"So Scott, why doesn’t Orcon resell Sky?" It’s a question that has been posed to me several times recently. And most recently by the editor of this publication.
Orcon and Sky have a long-standing and tight relationship. We admire the business that Sky has built, the product they have and their ability to innovate.
We’ve worked with Sky to help bring their content onto the internet via our Content Delivery Network, and we’re big fans of iSky. But at our core, Orcon is an internet company. The future of content in New Zealand is, I strongly believe, tied to the internet not a set-top box.
In other countries we are starting to see this vision of the future become reality. Over-The-Top (OTT) video and music services are the growth engines of the internet, its not peer-to-peer. In the USA, Netflix accounts for some 20 percent of internet traffic. In the UK, BBC iPlayer has similar numbers. In France, consumers have a choice of over 50 on-demand and streaming sport, television and movie services delivered over the internet.
That’s how people are watching content – and they are doing it on mobile devices, laptops, tablets and internet-connected TVs, all without a set-top box.
In New Zealand we may feel like country cousins at the moment. You don’t have to go far to hear a Kiwi bemoaning the lack of legal streaming services (normally as they defend their piracy of Game of Thrones).
But, the internet is great at solving problems, and I have no doubt that the lack of legal content in New Zealand is a short term problem.
Already this year, Quickflix has launched in New Zealand. More content services will follow in the coming months – from the niche, to the mainstream OTT solutions.
TV and Movie content won’t be about one dominant player, but several players, ranging from specialist offerings, to traditional pay-TV models and free-to-air.
As an internet company, Orcon needs to foster and nurture these new players. Our first step was to build a Content Delivery Network that streaming video providers, including Sky with iSky and e-Cast, are using to ensure the end user gets a top-class, rock-solid experience.
And, we’ve been zero-rating data from a variety of streaming video services for years now to help bolster uptake and use, including iSky.
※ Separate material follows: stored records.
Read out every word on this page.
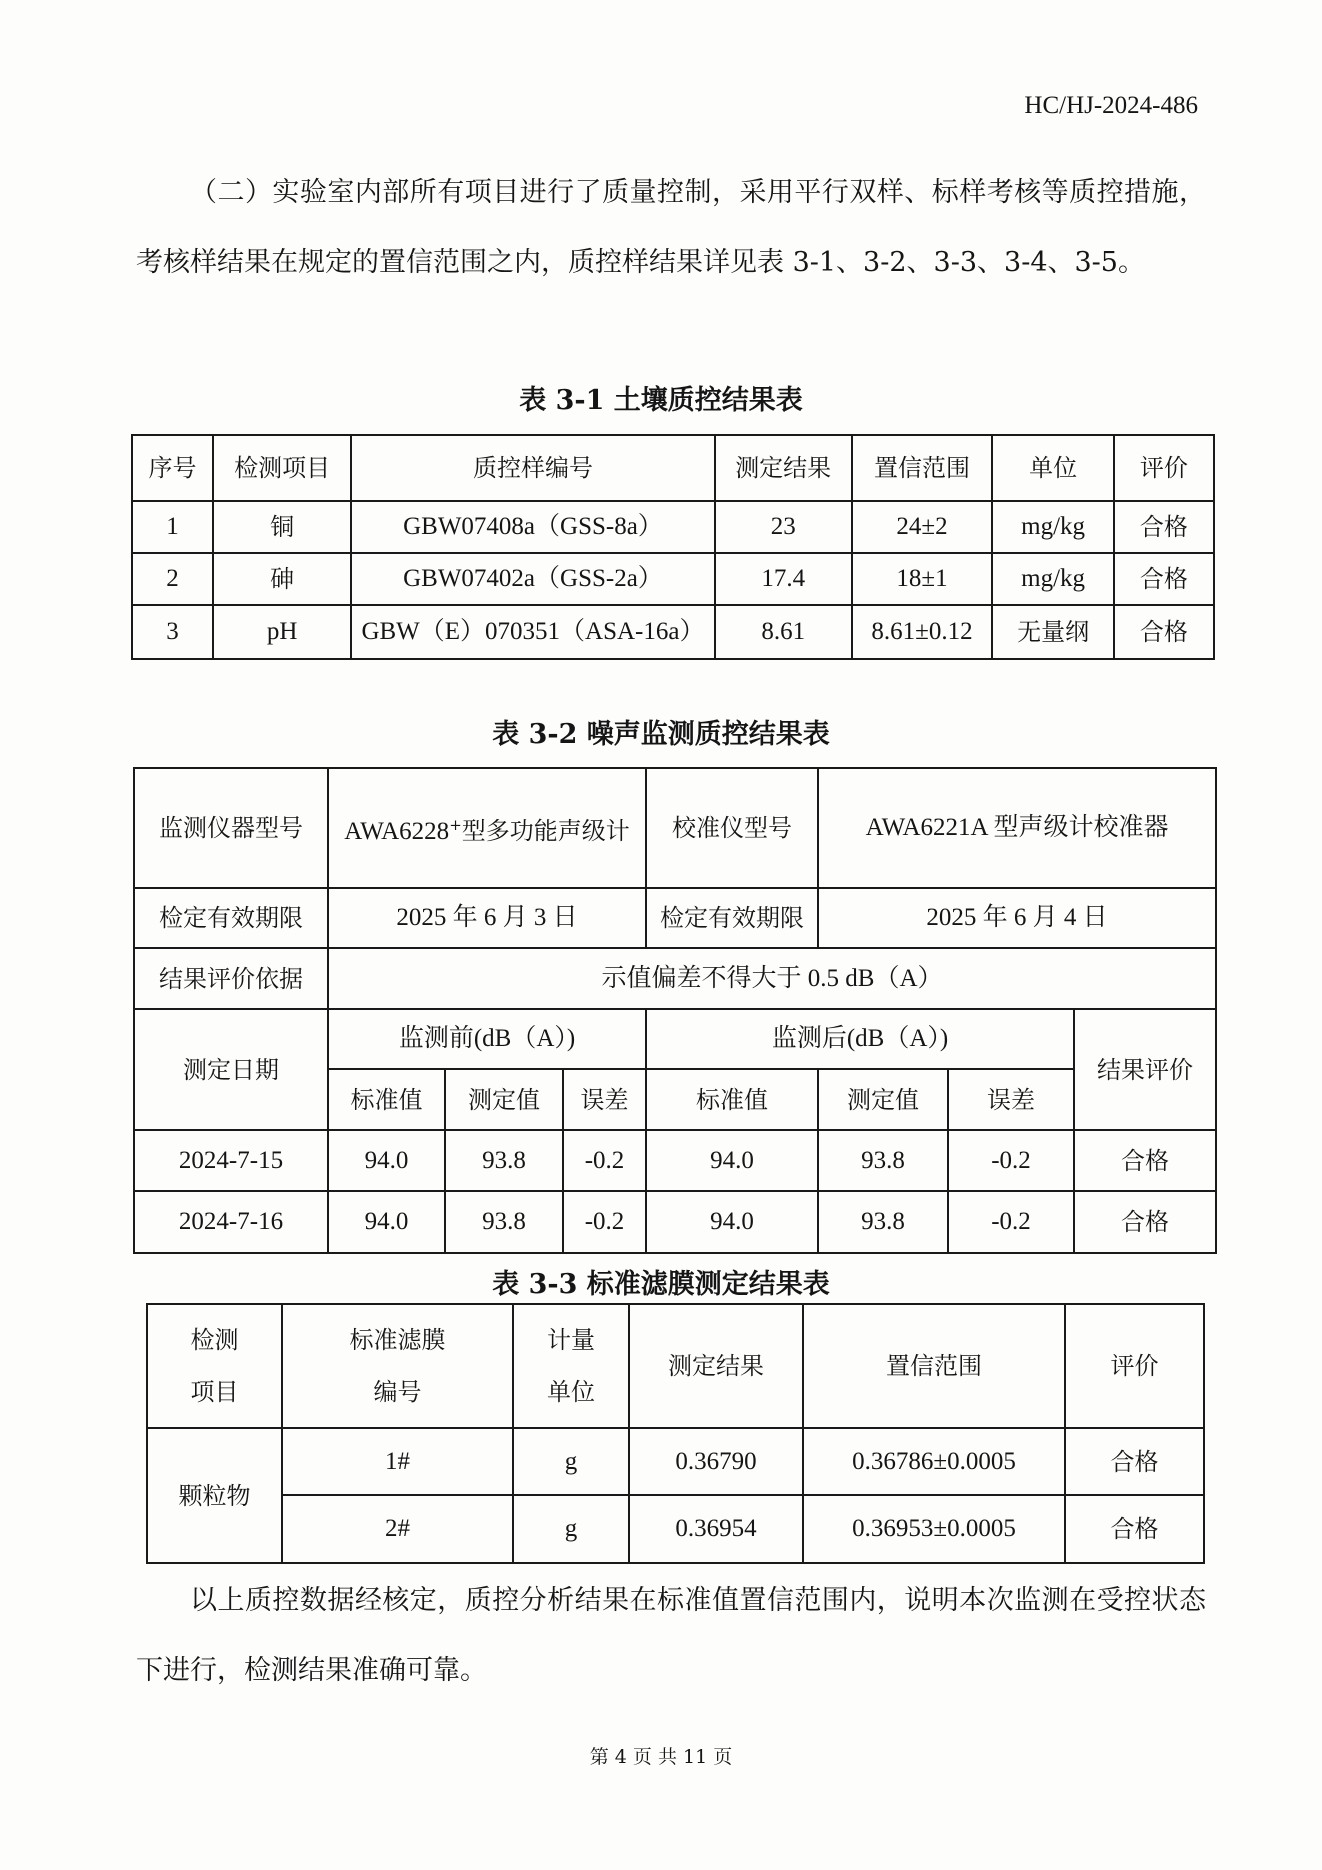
HC/HJ-2024-486

（二）实验室内部所有项目进行了质量控制，采用平行双样、标样考核等质控措施，考核样结果在规定的置信范围之内，质控样结果详见表 3-1、3-2、3-3、3-4、3-5。

表 3-1 土壤质控结果表
序号	检测项目	质控样编号	测定结果	置信范围	单位	评价
1	铜	GBW07408a（GSS-8a）	23	24±2	mg/kg	合格
2	砷	GBW07402a（GSS-2a）	17.4	18±1	mg/kg	合格
3	pH	GBW（E）070351（ASA-16a）	8.61	8.61±0.12	无量纲	合格
表 3-2 噪声监测质控结果表
监测仪器型号	AWA6228+型多功能声级计			校准仪型号	AWA6221A 型声级计校准器		
检定有效期限	2025 年 6 月 3 日			检定有效期限	2025 年 6 月 4 日		
结果评价依据	示值偏差不得大于 0.5 dB（A）						
测定日期	监测前(dB（A）)			监测后(dB（A）)			结果评价
	标准值	测定值	误差	标准值	测定值	误差	
2024-7-15	94.0	93.8	-0.2	94.0	93.8	-0.2	合格
2024-7-16	94.0	93.8	-0.2	94.0	93.8	-0.2	合格
表 3-3 标准滤膜测定结果表
检测项目	标准滤膜编号	计量单位	测定结果	置信范围	评价
颗粒物	1#	g	0.36790	0.36786±0.0005	合格
	2#	g	0.36954	0.36953±0.0005	合格

以上质控数据经核定，质控分析结果在标准值置信范围内，说明本次监测在受控状态下进行，检测结果准确可靠。

第 4 页 共 11 页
We don’t encourage OTT services because we like losing money, rather we believe its going to happen whether we like it or not, so we might as well help out and find a way to clip the ticket on the way through. That’s where our Content Delivery Network comes in. That’s where partnering comes in, and that’s why innovation is so important.
Others disagree with our approach, and believe that choking the internet unless the content owners pay them will work – personally I think people will just switch ISPs if their current one starts those sort of practices.
As broadband performance continues to improve due to the Ultra Fast Broadband roll-out, giants such as BBC iPlayer will have no excuse not to launch here.
But perhaps more importantly, local entrepreneurs and smaller players will have an infrastructure on which to launch their content, applications and games.
In reality, services like iSky and Quickflix work OK over existing broadband infrastructure, so would iPlayer.
The reason why global content providers are not providing their services in New Zealand is due to our smaller market, meaning NZ registers lowly on these global providers to-do list. Kiwis really should not have to put up with a far more limited video catalogue of content on iTunes than someone in the UK or the US for example.
This is where I want Orcon focused, enriching the New Zealand internet, not doing the exact same thing as every other ISP and telco by reselling Sky – where’s the fun in that?